This is the first in a series of deep dives from AdExchanger on mobile fraud, including guides to fraud tactics and threat vectors and practical solutions from advertisers in the growth and user acquisition trenches.
Ad dollars are flowing to mobile and fraudsters have noticed.
App-install fraud alone is estimated to have cost mobile marketers around $2 billion last year, and while it’s difficult to pin down exactly how much mobile ad fraud is happening across the entire ecosystem, upward of 40% of mobile app inventory is fraudulent (Marketing Science), and nearly a quarter of mobile ad networks have fraud levels over 20% (Tune).
As a result, some of the more sophisticated advertisers are scrutinizing their partners, and they don’t like what they see. Expect more lawsuits a la Uber, Fetch and Phunware as the year progresses.
But while lawsuits make good headlines, they won’t fix the root issue: The mobile performance industry is highly vulnerable to fraud and the only way to effect change is for everyone to get wise.
But some advertisers make it their business to ask questions, and others should take a page from their playbook.
Hardcore performance advertisers such as game developers, especially the free-to-play guys, are among the savviest when it comes to digging into the numbers, said Saikala Sultanova, director of user acquisition at Ubisoft.
“We’ve got to be meticulous,” she said.
Although Ubisoft pays for the majority of its campaigns on a CPI basis, Sultanova and her team know exactly how to calculate the value of a newly acquired user by looking at in-app events, such as completed tutorials, in-app purchases or first-time purchases, and tying them to ROI.
Ubisoft and its attribution partner AppsFlyer look for red flags in the reporting, like too many installs coming from the same IP address or super-short download speeds.
Measurement is also becoming increasingly hamstrung on the mobile web with initiatives like Apple’s Intelligent Tracking Prevention for iOS 11 that limits visibility into around 30% of mobile browsing in the US and makes it difficult for marketers to know if their campaigns are fulfilling their KPIs.

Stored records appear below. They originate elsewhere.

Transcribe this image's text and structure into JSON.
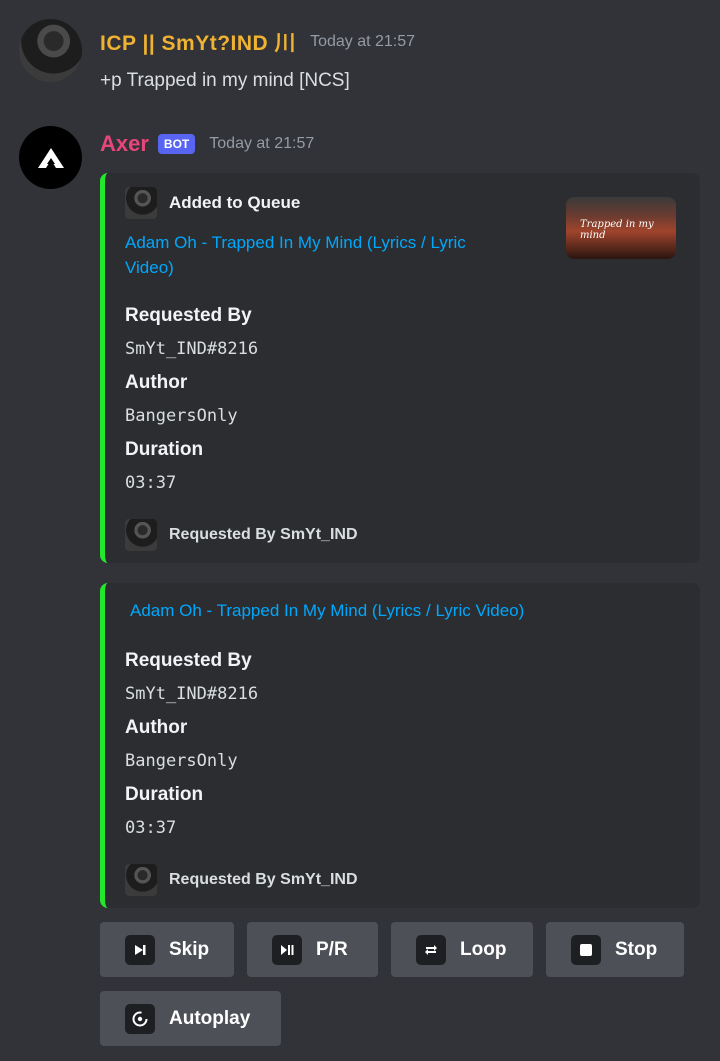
{
  "messages": [
    {
      "username": "ICP || SmYt?IND 川",
      "timestamp": "Today at 21:57",
      "text": "+p Trapped in my mind [NCS]"
    },
    {
      "username": "Axer",
      "badge": "BOT",
      "timestamp": "Today at 21:57"
    }
  ],
  "embeds": [
    {
      "author": "Added to Queue",
      "title": "Adam Oh - Trapped In My Mind (Lyrics / Lyric Video)",
      "thumbnail_text": "Trapped in my mind",
      "fields": [
        {
          "name": "Requested By",
          "value": "SmYt_IND#8216"
        },
        {
          "name": "Author",
          "value": "BangersOnly"
        },
        {
          "name": "Duration",
          "value": "03:37"
        }
      ],
      "footer": "Requested By SmYt_IND",
      "accent": "#23e72a"
    },
    {
      "title": "Adam Oh - Trapped In My Mind (Lyrics / Lyric Video)",
      "fields": [
        {
          "name": "Requested By",
          "value": "SmYt_IND#8216"
        },
        {
          "name": "Author",
          "value": "BangersOnly"
        },
        {
          "name": "Duration",
          "value": "03:37"
        }
      ],
      "footer": "Requested By SmYt_IND",
      "accent": "#23e72a"
    }
  ],
  "buttons": [
    {
      "label": "Skip",
      "icon": "skip-next-icon"
    },
    {
      "label": "P/R",
      "icon": "play-pause-icon"
    },
    {
      "label": "Loop",
      "icon": "loop-icon"
    },
    {
      "label": "Stop",
      "icon": "stop-icon"
    },
    {
      "label": "Autoplay",
      "icon": "autoplay-icon"
    }
  ]
}
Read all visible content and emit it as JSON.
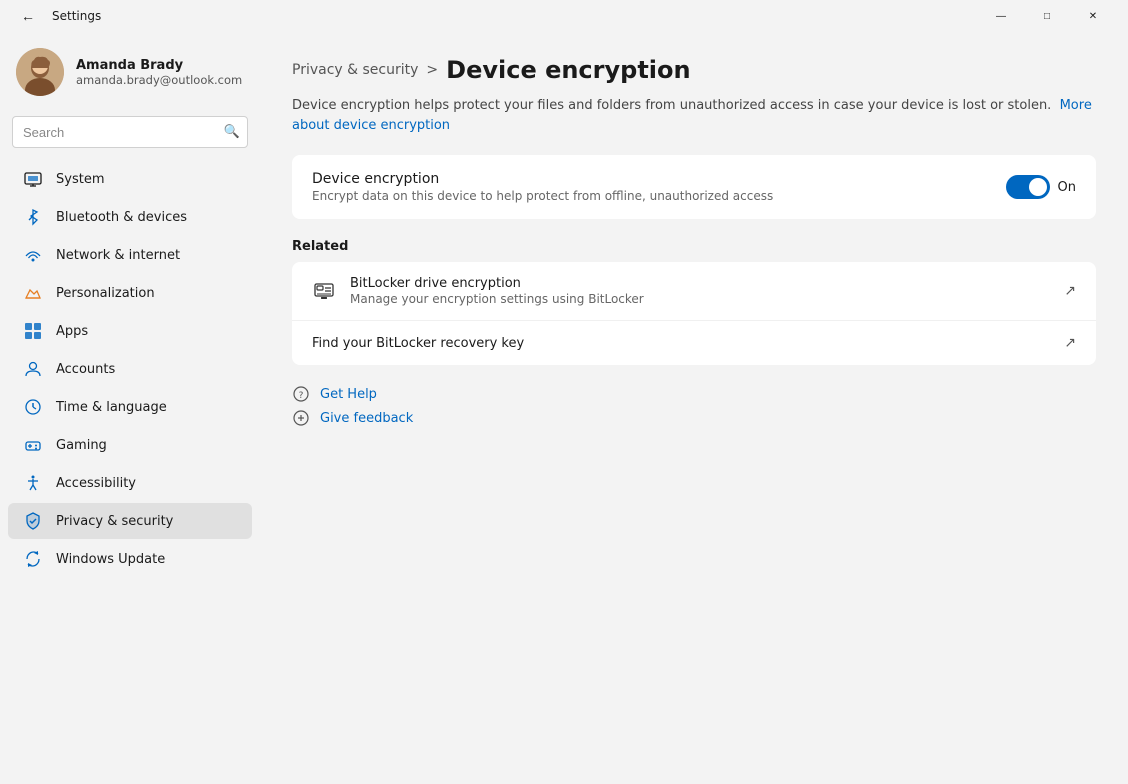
{
  "titleBar": {
    "title": "Settings",
    "backLabel": "←",
    "minimizeLabel": "—",
    "maximizeLabel": "□",
    "closeLabel": "✕"
  },
  "sidebar": {
    "user": {
      "name": "Amanda Brady",
      "email": "amanda.brady@outlook.com"
    },
    "search": {
      "placeholder": "Search"
    },
    "navItems": [
      {
        "id": "system",
        "label": "System",
        "icon": "system"
      },
      {
        "id": "bluetooth",
        "label": "Bluetooth & devices",
        "icon": "bluetooth"
      },
      {
        "id": "network",
        "label": "Network & internet",
        "icon": "network"
      },
      {
        "id": "personalization",
        "label": "Personalization",
        "icon": "personalization"
      },
      {
        "id": "apps",
        "label": "Apps",
        "icon": "apps"
      },
      {
        "id": "accounts",
        "label": "Accounts",
        "icon": "accounts"
      },
      {
        "id": "time",
        "label": "Time & language",
        "icon": "time"
      },
      {
        "id": "gaming",
        "label": "Gaming",
        "icon": "gaming"
      },
      {
        "id": "accessibility",
        "label": "Accessibility",
        "icon": "accessibility"
      },
      {
        "id": "privacy",
        "label": "Privacy & security",
        "icon": "privacy",
        "active": true
      },
      {
        "id": "update",
        "label": "Windows Update",
        "icon": "update"
      }
    ]
  },
  "content": {
    "breadcrumb": {
      "parent": "Privacy & security",
      "separator": ">",
      "current": "Device encryption"
    },
    "description": "Device encryption helps protect your files and folders from unauthorized access in case your device is lost or stolen.",
    "descriptionLink": "More about device encryption",
    "deviceEncryption": {
      "title": "Device encryption",
      "description": "Encrypt data on this device to help protect from offline, unauthorized access",
      "toggleState": true,
      "toggleLabel": "On"
    },
    "related": {
      "sectionTitle": "Related",
      "items": [
        {
          "id": "bitlocker",
          "title": "BitLocker drive encryption",
          "description": "Manage your encryption settings using BitLocker",
          "hasIcon": true,
          "external": true
        },
        {
          "id": "recovery-key",
          "title": "Find your BitLocker recovery key",
          "description": "",
          "hasIcon": false,
          "external": true
        }
      ]
    },
    "help": {
      "getHelp": "Get Help",
      "giveFeedback": "Give feedback"
    }
  }
}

But app-install fraud is particularly tricky to measure because finding it is an “inexact science,” said Dan Koch, CTO of mobile measurement provider Tune. The best way to detect it is through pattern recognition and hunting for actions and events that may not always represent fraud in specific cases but are dubious when viewed in the aggregate.
Fraudsters are adept at sneaking into these cracks.
For example, it’s possible but not probable that someone will suddenly decide to download an app six days or a week after clicking on an ad. What’s more likely happening is a case of click injection, in which a bad actor swoops in to take credit for an organic install at the last moment.
The buying metrics that advertisers use for their install campaigns add to the murkiness. When advertisers run campaigns on a CPI basis, they’re basically broadcasting to the fraudsters exactly what they need to do to get paid.
“Click spam works even better on CPI than cost per click because most people don’t even know they’re being defrauded,” said Andreas Naumann, a fraud specialist at app attribution vendor Adjust.
Some more discerning advertisers are starting to pay out on cost per action, like download plus first open. But even that won’t help, Naumann said. The fraudsters will just spoof the first open.
So what are advertisers supposed to do? Analyze KPIs all along the user funnel, look for anomalies, keep tracking downstream metrics and stay vigilant.
“It’s an unpopular answer, but the silver bullet doesn’t exist to fix this problem,” Naumann said. “The real fix is to realize that you need to pay attention to what’s happening from the first impression all the way through to the hundreds of events that happen after the install. There’s just no substitute for that.”